This vulnerability affects Oracle PeopleSoft Enterprise HCM Shared Components version 9.2, specifically the Person Search component. It is exploitable remotely over the network via HTTP by an attacker with low privileges, requiring user interaction from a third party. The vulnerability allows unauthorized read and modification (update, insert, delete) of certain accessible data within the affected components. The CVSS 3.1 vector indicates network attack vector, low attack complexity, low privileges required, required user interaction, scope change, and impacts on confidentiality and integrity but no impact on availability. Oracle’s April 2026 Critical Patch Update advisory references multiple security patches across products but does not explicitly confirm a patch for this vulnerability. The vulnerability is published and assigned CVE-2026-22019 with a medium severity rating.

Successful exploitation can result in unauthorized read access to some PeopleSoft Enterprise HCM Shared Components data and unauthorized modification (update, insert, delete) of that data.

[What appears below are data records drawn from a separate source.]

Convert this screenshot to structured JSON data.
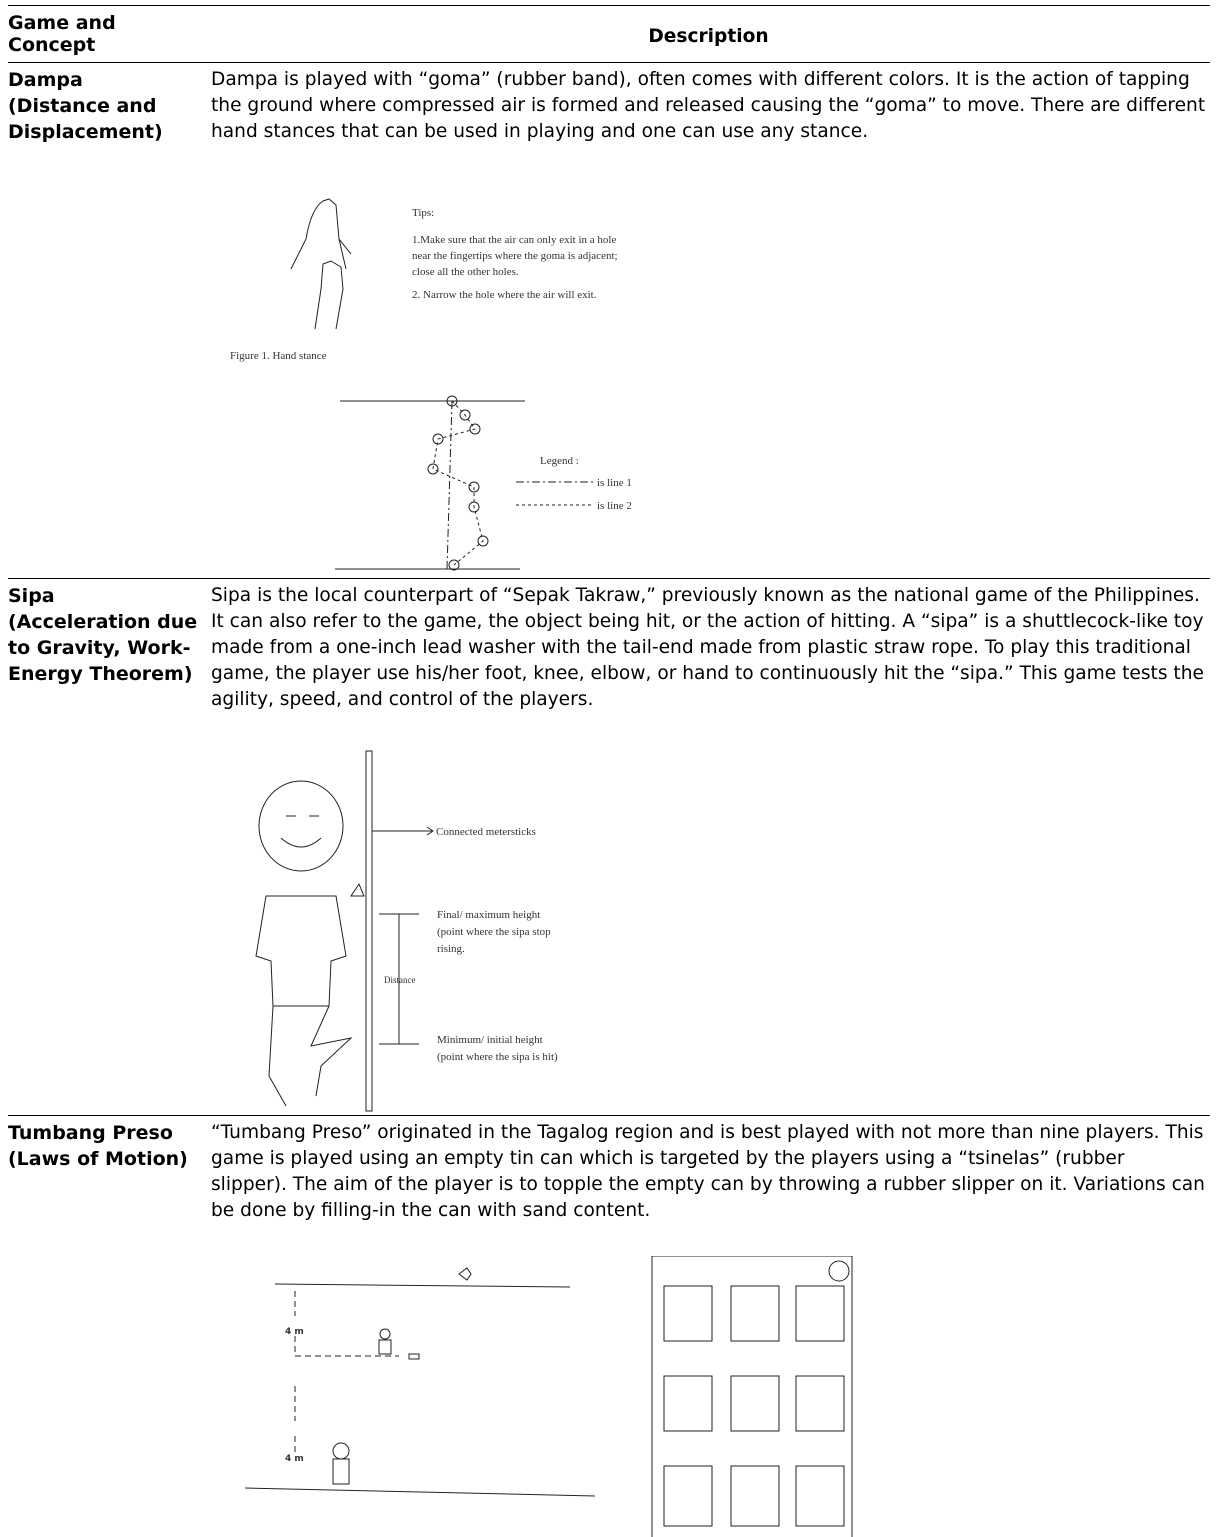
{
  "table": {
    "header": [
      "Game and Concept",
      "Description"
    ],
    "rows": [
      {
        "game": "Dampa",
        "concept": "(Distance and Displacement)",
        "description": "Dampa is played with “goma” (rubber band), often comes with different colors. It is the action of tapping the ground where compressed air is formed and released causing the “goma” to move. There are different hand stances that can be used in playing and one can use any stance.",
        "figure": {
          "tips_title": "Tips:",
          "tips": [
            "1.Make sure that the air can only exit in a hole",
            "near the fingertips where the goma is adjacent;",
            "close all the other holes.",
            "2. Narrow the hole where the air will exit."
          ],
          "caption": "Figure 1. Hand stance",
          "legend_title": "Legend :",
          "legend": [
            "is line 1",
            "is line 2"
          ]
        }
      },
      {
        "game": "Sipa",
        "concept": "(Acceleration due to Gravity, Work-Energy Theorem)",
        "description": "Sipa is the local counterpart of “Sepak Takraw,” previously known as the national game of the Philippines. It can also refer to the game, the object being hit, or the action of hitting. A “sipa” is a shuttlecock-like toy made from a one-inch lead washer with the tail-end made from plastic straw rope. To play this traditional game, the player use his/her foot, knee, elbow, or hand to continuously hit the “sipa.” This game tests the agility, speed, and control of the players.",
        "figure": {
          "pole": "Connected metersticks",
          "top": [
            "Final/ maximum height",
            "(point where the sipa stop",
            "rising."
          ],
          "distance": "Distance",
          "bottom": [
            "Minimum/ initial height",
            "(point where the sipa is hit)"
          ]
        }
      },
      {
        "game": "Tumbang Preso",
        "concept": "(Laws of Motion)",
        "description": "“Tumbang Preso” originated in the Tagalog region and is best played with not more than nine players. This game is played using an empty tin can which is targeted by the players using a “tsinelas” (rubber slipper). The aim of the player is to topple the empty can by throwing a rubber slipper on it. Variations can be done by filling-in the can with sand content.",
        "figure": {
          "distances": [
            "4 m",
            "4 m"
          ]
        }
      }
    ]
  }
}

This could affect data confidentiality and integrity within the PeopleSoft HCM environment and potentially impact additional products due to scope change. There is no reported impact on availability. No known exploits in the wild have been reported to date.

Patch status is not yet confirmed — check the Oracle advisory at https://www.oracle.com/security-alerts/cpuapr2026.html for current remediation guidance. Oracle strongly recommends applying Critical Patch Updates promptly to mitigate vulnerabilities. Until a patch is confirmed and applied, limit network exposure of affected PeopleSoft components and ensure that users are aware of social engineering risks since exploitation requires user interaction.